My sons were diagnosed with Celiac Disease when they were only seven and eight. After that everything changed for our family.
First, my youngest boy was diagnosed and then our gastroenterologist told us that all of our children would have to be tested. That was when we discovered that my other boy had it too. Both had to go to the hospital to get a biopsy of their small intestine to confirm their diagnosis.
Out of the three, only two were celiac patients. He went on to explain how what they had was different from an allergy and how it would affect their lives from now on.
Image: Caution: Bread illustration via Shutterstock
With their diagnosis so many things came along as well. We needed to be aware about “gluten”!! To tell you the truth, before that I had never even heard about gluten. Didn’t know what it was or what it did to your body.
Now all of a sudden, we needed to avoid not only gluten, but wheat, oat, barley, etc. The first thing we did was schedule a visit with a pediatric nutritionist to make sure the boys were eating right and in the correct amounts.
Foods became a source of anxiety not only for the boys, but for all of us. My daughter was asked to quit foods that had gluten, until we all settled into the boys’s diets.

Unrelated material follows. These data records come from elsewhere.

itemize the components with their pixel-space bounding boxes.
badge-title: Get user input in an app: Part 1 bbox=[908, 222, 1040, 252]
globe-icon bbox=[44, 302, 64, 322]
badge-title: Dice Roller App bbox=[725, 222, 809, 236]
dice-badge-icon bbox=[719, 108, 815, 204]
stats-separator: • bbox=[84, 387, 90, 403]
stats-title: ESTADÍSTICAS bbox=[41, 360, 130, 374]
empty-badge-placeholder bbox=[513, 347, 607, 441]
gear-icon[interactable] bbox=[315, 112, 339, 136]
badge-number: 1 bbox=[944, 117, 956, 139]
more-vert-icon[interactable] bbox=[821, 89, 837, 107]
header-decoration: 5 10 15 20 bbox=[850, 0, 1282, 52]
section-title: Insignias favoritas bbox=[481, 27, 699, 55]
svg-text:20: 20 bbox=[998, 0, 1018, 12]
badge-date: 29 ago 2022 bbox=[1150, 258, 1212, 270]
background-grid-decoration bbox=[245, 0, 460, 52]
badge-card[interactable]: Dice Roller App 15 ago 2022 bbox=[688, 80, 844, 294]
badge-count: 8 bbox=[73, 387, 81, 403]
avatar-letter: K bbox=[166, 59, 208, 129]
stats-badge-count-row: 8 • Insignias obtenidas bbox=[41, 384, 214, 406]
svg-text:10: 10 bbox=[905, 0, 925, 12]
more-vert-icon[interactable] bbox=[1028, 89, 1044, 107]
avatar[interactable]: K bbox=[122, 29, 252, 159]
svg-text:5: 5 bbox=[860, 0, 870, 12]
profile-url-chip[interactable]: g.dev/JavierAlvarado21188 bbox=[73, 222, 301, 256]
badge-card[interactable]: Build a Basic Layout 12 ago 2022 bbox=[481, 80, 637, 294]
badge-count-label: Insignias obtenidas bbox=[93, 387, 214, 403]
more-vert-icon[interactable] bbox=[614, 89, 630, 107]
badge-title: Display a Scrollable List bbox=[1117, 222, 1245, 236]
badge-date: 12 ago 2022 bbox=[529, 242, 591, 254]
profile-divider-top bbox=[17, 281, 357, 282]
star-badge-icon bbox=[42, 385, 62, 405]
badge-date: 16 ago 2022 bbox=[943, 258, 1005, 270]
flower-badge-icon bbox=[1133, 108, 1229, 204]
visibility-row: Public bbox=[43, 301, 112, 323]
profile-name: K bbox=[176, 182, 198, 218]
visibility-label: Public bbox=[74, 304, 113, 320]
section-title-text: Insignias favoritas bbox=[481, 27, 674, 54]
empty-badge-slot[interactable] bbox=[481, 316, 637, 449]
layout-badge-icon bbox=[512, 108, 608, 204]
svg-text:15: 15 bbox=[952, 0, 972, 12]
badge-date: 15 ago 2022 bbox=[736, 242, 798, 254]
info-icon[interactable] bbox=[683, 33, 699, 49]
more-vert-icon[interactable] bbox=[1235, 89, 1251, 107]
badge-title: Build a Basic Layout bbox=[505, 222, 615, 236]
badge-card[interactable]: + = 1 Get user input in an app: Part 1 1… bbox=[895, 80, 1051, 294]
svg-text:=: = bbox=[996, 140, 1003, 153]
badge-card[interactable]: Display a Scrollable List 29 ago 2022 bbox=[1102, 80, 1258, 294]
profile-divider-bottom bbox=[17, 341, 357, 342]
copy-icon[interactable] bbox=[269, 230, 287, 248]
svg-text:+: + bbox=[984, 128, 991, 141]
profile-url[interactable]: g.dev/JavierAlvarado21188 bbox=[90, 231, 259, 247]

I remember asking her to stop eating cheese turnovers because they were one the boys’ favorite foods, and if they saw her eating them they would get upset. After a while, when she could finally have them, they were difficult to enjoy because eating them became a source of guilt for her, as well as for me for making them.
Not only our meals became like walking the plank on a pirate ship, but going to the grocery store also became a reason for stress. If God forbid I left home the list of what we needed to avoid, shopping would become a nightmare.
What list? The one that told me what my boys could NOT eat or drink. At the beginning, we often forgot taking the list so when we would get home from the grocery store many of the items we had purchased couldn’t be eaten by them.
Another thing that couldn't be overlooked was the fine print on n food labels. All those ingredients food companies put in their processed and non-processed foods that are written in very small words and suddenly had become lethal for our boys.
Those years were difficult, but we were able to overcome them as we gained confidence shopping by researching beforehand the products we usually bought.
Now parties were another story! Having them go through the excruciating process of saying “No, thank you” was awful. During parties, while party trays full of delicious appetizers were hassled around. My boys would put “a poker face” (which is a face that hold no expression) and repeat "No, thank you" over and over again. They would tell me not to tell anyone that it was that they couldn’t eat them.
They felt better, if they only would say what I called the three words of pride, “No, thank you.” It was like they had a choice when saying no.Things got so bad at the beginning that my oldest son once told me that he no longer wanted us to celebrate his birthday because without a cake it wasn’t a real birthday. That’s hard for any parent to hear. Probably you’ll ask me, “Why in the world didn’t you bake him a gluten-free cake? Easy, because I stink at baking gluten-free. I’ve tried, but always end up with an awful tasting cake. Over the years they gave up on my baking skills and would tell me not to even try. Even though they always tell me that I make great pancakes.
As their childhood left and their teenagers year came along we built the foundation for a gluten-free lifestyle. They haven't always been truthful to it and have paid the consequences because I can no longer watch them like a hawk. Nevertheless, I like to think that I gave them the tools so they can take care of themselves and I survived through its ups and downs as a gluten-free mom.